Y aunque parece poco recomendable por los ópticos, usted también puede comprar allí unas gafas. Hasta seis modelos diferentes ofrecen en uno de los puestos, cada uno con una graduación diferente. Para probarlas y saber cuál sienta mejor, la opción está en leer alguno de las decenas de libros que se pueden encontrar. Algunos con el lomo machacado y posiblemente procedentes de alguna biblioteca familiar. Otros con el evidente signo de que fueron regalados junto con algún periódico. A su lado aún pervive una fila de VHS. Películas que tuvieron su mejor tiempo hace una década y que hoy han sido remplazadas ya por el DVD.

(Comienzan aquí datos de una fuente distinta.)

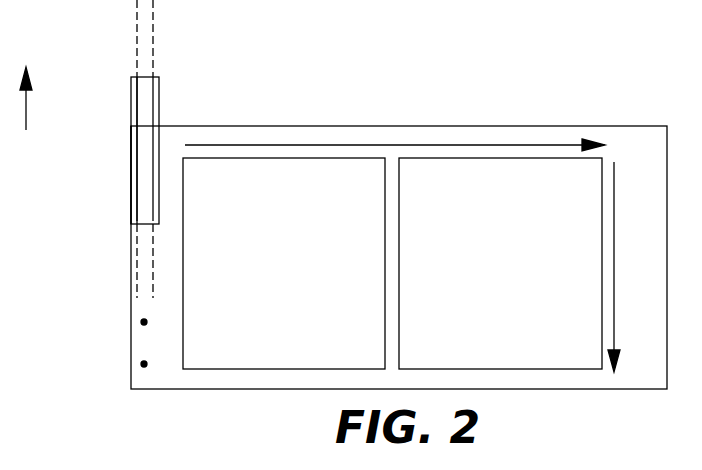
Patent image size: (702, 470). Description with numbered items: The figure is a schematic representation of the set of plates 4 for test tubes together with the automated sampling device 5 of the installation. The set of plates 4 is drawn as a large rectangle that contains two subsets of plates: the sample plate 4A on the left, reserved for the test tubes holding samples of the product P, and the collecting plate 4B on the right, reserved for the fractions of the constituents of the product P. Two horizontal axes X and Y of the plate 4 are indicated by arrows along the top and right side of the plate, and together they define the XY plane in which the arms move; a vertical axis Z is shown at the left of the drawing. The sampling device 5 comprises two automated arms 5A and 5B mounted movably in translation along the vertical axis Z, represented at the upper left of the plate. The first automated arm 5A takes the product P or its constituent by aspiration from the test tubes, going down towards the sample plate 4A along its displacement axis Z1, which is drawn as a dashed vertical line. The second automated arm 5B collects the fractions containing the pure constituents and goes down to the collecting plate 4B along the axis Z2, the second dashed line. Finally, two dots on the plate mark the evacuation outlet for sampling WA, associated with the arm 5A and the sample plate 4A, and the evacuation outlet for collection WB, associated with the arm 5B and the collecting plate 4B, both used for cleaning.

The set of plates 4 is at (558, 127).
The sample plate 4A is at (284, 263).
The collecting plate 4B is at (500, 263).
The automated sampling device 5 is at (177, 58).
The first automated arm 5A is at (130, 150).
The second automated arm 5B is at (159, 107).
The displacement axis of first automated arm Z1 is at (136, 22).
The displacement axis of second automated arm Z2 is at (154, 21).
The evacuation outlet for sampling WA is at (141, 321).
The evacuation outlet for collection WB is at (141, 365).
The horizontal axis X is at (395, 128).
The horizontal axis Y is at (632, 267).
The vertical axis Z is at (26, 86).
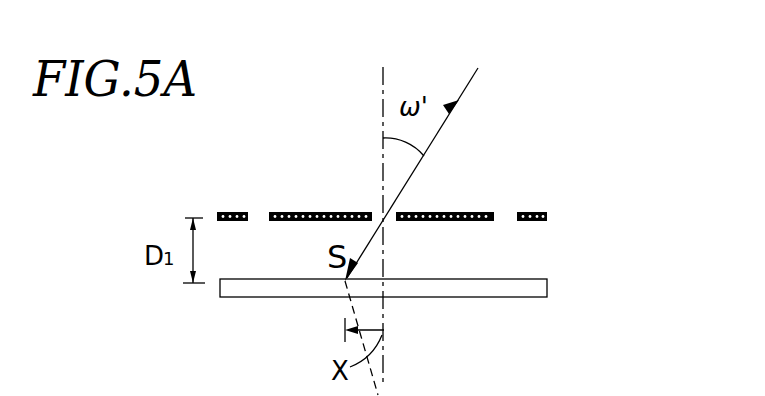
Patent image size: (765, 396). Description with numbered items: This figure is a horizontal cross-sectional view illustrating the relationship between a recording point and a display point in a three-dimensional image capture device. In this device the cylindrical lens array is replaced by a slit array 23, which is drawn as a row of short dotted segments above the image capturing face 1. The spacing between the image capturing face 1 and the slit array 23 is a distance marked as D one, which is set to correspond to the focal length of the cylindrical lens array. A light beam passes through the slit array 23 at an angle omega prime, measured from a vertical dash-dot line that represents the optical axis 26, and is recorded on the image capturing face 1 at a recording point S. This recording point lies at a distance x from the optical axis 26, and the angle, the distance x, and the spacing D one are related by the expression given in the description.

The image capturing face 1 is at (548, 283).
The slit array 23 is at (535, 212).
The optical axis 26 is at (379, 207).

El Rastro también da la opción de adquirir fotografías antiguas de nuestra ciudad. Un auténtico tesoro que, si bien no es único, nos permitirá tener un pedazo de Vitoria-Gasteiz en nuestras casas.

Y si hay quien es afán del coleccionismo, al margen de los cromos también hay lugar para los numismáticos. Billetes y monedas de hace 3 siglos se pueden encontrar en alguno de estos puestos, que GasteizHoy visitará en profundidad en las próximas semanas.

El próximo fin de semana estos puestos no estarán colocados en su sitio. Los libreros tomarán por un día la plaza, pero sólo algo testimonial. El rastro tiene su hueco ahí, y sigue sobreviviendo pese a la crisis y pese a que, según los comerciantes, "aquí nadie compra nada".